Haberin Devamı
Suriye heyecanının arasında, bütün ülkenin yönetilme sistemini değiştiren bir yasa neredeyse hiç tartışılmıyor.
Adı “Büyükşehir Belediyesi Kanunu”, ama başka yasa ve kanun hükmündeki kararnamelerde yapılacak değişikliklerle yerel yönetim sistemi büyük ölçüde değişecek.
Yasayla 13 il daha büyükşehir belediyesi olacak ve bu illerde “il özel idareleri” kaldırılacak. Ancak, büyükşehir olmayan illerde il özel idareleri kalacak. Nüfusu 2 binin altındaki belde belediyeleri de kalkacak, bunlar “mahalle” olarak ilçe belediyelerine katılacak. Yasanın özeti bu.
Hükümet sözcüleri bu yasanın amacının yerel yönetimleri güçlendirmek olduğunu, “yerinden yönetim ilkesi”ne bağlı olarak sistemin genişletileceğini söylüyorlar.
Yasaya, açıklanmış amacı açısından esas olarak iki eleştiri yöneltiliyor.
- İl özel idareleri kaldırılıyor ama, valilerin başkanlığında kurulacak “Yatırım İzleme ve Koordinasyon Merkezleri” merkezi yönetimin, hükümetin bir tür denetçisi ve yönlendiricisi olarak çalışacaklardır.
- Büyükşehir olmayan illerde il özel idarelerinin varlığını koruması yerel yönetimde “iki ayrı sistem” durumunu yaratacaktır.
Yerel yönetim uzmanlarının eleştirilen bu iki hususu ayrıntılı olarak tartışması gerekiyor.
Esasa dönersek; eğer amaç yerel yönetimlerin güçlenmesi, “yerinden yönetim” ilkesinin hayata geçirilmesi ise bunun “tam anlamıyla” yapılıp yapılmayacağının daha açık konuşulması gerekiyor.

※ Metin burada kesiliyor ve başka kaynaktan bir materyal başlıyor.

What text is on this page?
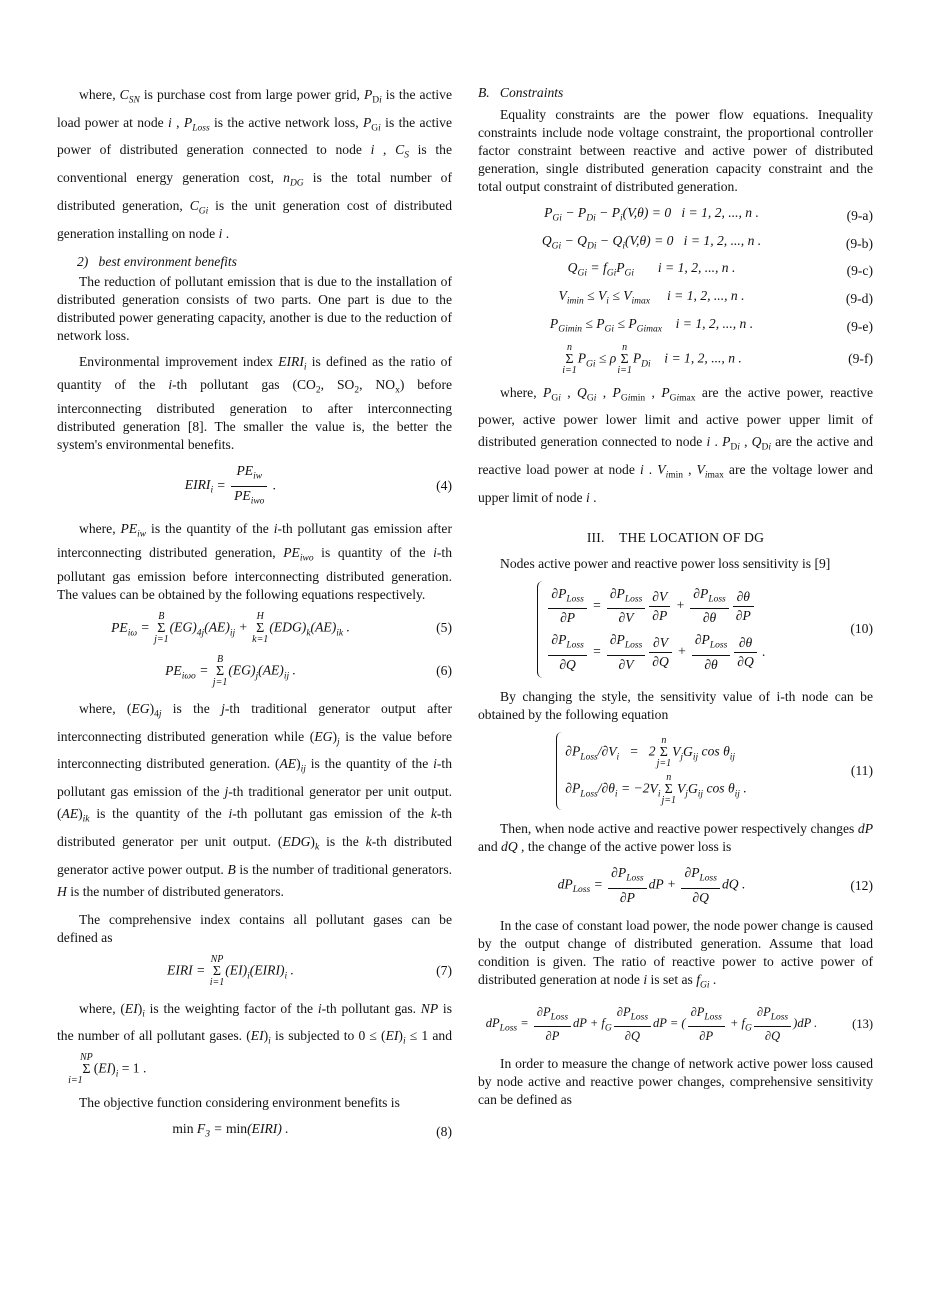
where, $C_{SN}$ is purchase cost from large power grid, $P_{Di}$ is the active load power at node i , $P_{Loss}$ is the active network loss, $P_{Gi}$ is the active power of distributed generation connected to node i , $C_S$ is the conventional energy generation cost, $n_{DG}$ is the total number of distributed generation, $C_{Gi}$ is the unit generation cost of distributed generation installing on node i .

2)   best environment benefits

The reduction of pollutant emission that is due to the installation of distributed generation consists of two parts. One part is due to the distributed power generating capacity, another is due to the reduction of network loss.

Environmental improvement index $EIRI_i$ is defined as the ratio of quantity of the i-th pollutant gas ($CO_2$, $SO_2$, $NO_x$) before interconnecting distributed generation to after interconnecting distributed generation [8]. The smaller the value is, the better the system's environmental benefits.

$EIRI_i = \frac{PE_{iw}}{PE_{iwo}}$ .	(4)

where, $PE_{iw}$ is the quantity of the i-th pollutant gas emission after interconnecting distributed generation, $PE_{iwo}$ is quantity of the i-th pollutant gas emission before interconnecting distributed generation. The values can be obtained by the following equations respectively.

$PE_{i\omega} = B$
Σ
$j=1(EG)_{4j}(AE)_{ij} + H$
Σ
$k=1(EDG)_k(AE)_{ik}$ .	(5)
$PE_{i\omega o} = B$
Σ
$j=1(EG)_j(AE)_{ij}$ .	(6)

where, $(EG)_{4j}$ is the j-th traditional generator output after interconnecting distributed generation while $(EG)_j$ is the value before interconnecting distributed generation. $(AE)_{ij}$ is the quantity of the i-th pollutant gas emission of the j-th traditional generator per unit output. $(AE)_{ik}$ is the quantity of the i-th pollutant gas emission of the k-th distributed generator per unit output. $(EDG)_k$ is the k-th distributed generator active power output. B is the number of traditional generators. H is the number of distributed generators.

The comprehensive index contains all pollutant gases can be defined as

EIRI = NP
Σ
$i=1(EI)_i(EIRI)_i$ .	(7)

where, $(EI)_i$ is the weighting factor of the i-th pollutant gas. NP is the number of all pollutant gases. $(EI)_i$ is subjected to $0 \le (EI)_i \le 1$ and NP
Σ
$i=1(EI)_i = 1$ .

The objective function considering environment benefits is

$\min F_3$ = min(EIRI) .	(8)
B.   Constraints

Equality constraints are the power flow equations. Inequality constraints include node voltage constraint, the proportional controller factor constraint between reactive and active power of distributed generation, single distributed generation capacity constraint and the total output constraint of distributed generation.

$P_{Gi} - P_{Di} - P_i(V,\theta) = 0$   i = 1, 2, ..., n .	(9-a)
$Q_{Gi} - Q_{Di} - Q_i(V,\theta) = 0$   i = 1, 2, ..., n .	(9-b)
$Q_{Gi} = f_{Gi}P_{Gi}$ i = 1, 2, ..., n .	(9-c)
$V_{imin} \le V_i \le V_{imax}$ i = 1, 2, ..., n .	(9-d)
$P_{Gimin} \le P_{Gi} \le P_{Gimax}$ i = 1, 2, ..., n .	(9-e)
n
Σ
$i=1P_{Gi} \le \rho n$
Σ
$i=1P_{Di}$ i = 1, 2, ..., n .	(9-f)

where, $P_{Gi}$ , $Q_{Gi}$ , $P_{Gimin}$ , $P_{Gimax}$ are the active power, reactive power, active power lower limit and active power upper limit of distributed generation connected to node i . $P_{Di}$ , $Q_{Di}$ are the active and reactive load power at node i . $V_{imin}$ , $V_{imax}$ are the voltage lower and upper limit of node i .

III.    THE LOCATION OF DG

Nodes active power and reactive power loss sensitivity is [9]

$\frac{\partial P_{Loss}}{\partial P} = \frac{\partial P_{Loss}}{\partial V} \frac{\partial V}{\partial P} + \frac{\partial P_{Loss}}{\partial\theta} \frac{\partial\theta}{\partial P}$
$\frac{\partial P_{Loss}}{\partial Q} = \frac{\partial P_{Loss}}{\partial V} \frac{\partial V}{\partial Q} + \frac{\partial P_{Loss}}{\partial\theta} \frac{\partial\theta}{\partial Q}$ .
(10)

By changing the style, the sensitivity value of i-th node can be obtained by the following equation

$\partial P_{Loss}/\partial V_i = 2n$
Σ
$j=1V_jG_{ij}$ $\cos \theta_{ij}$
$\partial P_{Loss}/\partial\theta_i = -2V_in$
Σ
$j=1V_jG_{ij}$ $\cos \theta_{ij}$ .
(11)

Then, when node active and reactive power respectively changes dP and dQ , the change of the active power loss is

$dP_{Loss} = \frac{\partial P_{Loss}}{\partial P}$ dP + $\frac{\partial P_{Loss}}{\partial Q}$ dQ .	(12)

In the case of constant load power, the node power change is caused by the output change of distributed generation. Assume that load condition is given. The ratio of reactive power to active power of distributed generation at node i is set as $f_{Gi}$ .

$dP_{Loss} = \frac{\partial P_{Loss}}{\partial P}$ dP + $f_G \frac{\partial P_{Loss}}{\partial Q}$ dP = ( $\frac{\partial P_{Loss}}{\partial P} + f_G \frac{\partial P_{Loss}}{\partial Q} )dP$ .	(13)

In order to measure the change of network active power loss caused by node active and reactive power changes, comprehensive sensitivity can be defined as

Valilerin, devletin günlük işlerinin koordinasyonu görevini sürdürdüğü, belediye başkanlarının bir tür “seçilmiş vali” benzetmesiyle şu anda valilerin üzerinde olan birçok sorumluluğu da üstlendiği bir sistemin kesinlikle daha “demokratik” olduğuna kuşku yoktur.
Bu sistemde belediye meclislerinin de bir tür “yerel parlamento” statüsü kazanmaları, kesinlikle çağdaş yönetim modellerinin en doğrusudur.
İlk anda gösterilen “eyalet sistemine mi geçiliyor” tepkilerine kulak asılmadan mevcut tasarı gerçek bir yerel yönetim reformuna dönüştürülebilir.
Büyükşehir olmayan il belediyelerinin durumu da, belde sistemi de yine bu ilke çerçevesinde ele alınırsa ilk tasarıdaki tutarsızlıklar giderilebilir.
“Seçilmiş valiler” sistemine geçiş çok büyük bir idare reformudur ve bir gün nasılsa geçileceğine göre, bunu erkenden yapmak bütün idari yapının demokratik dönüşümü için büyük bir adım olacaktır.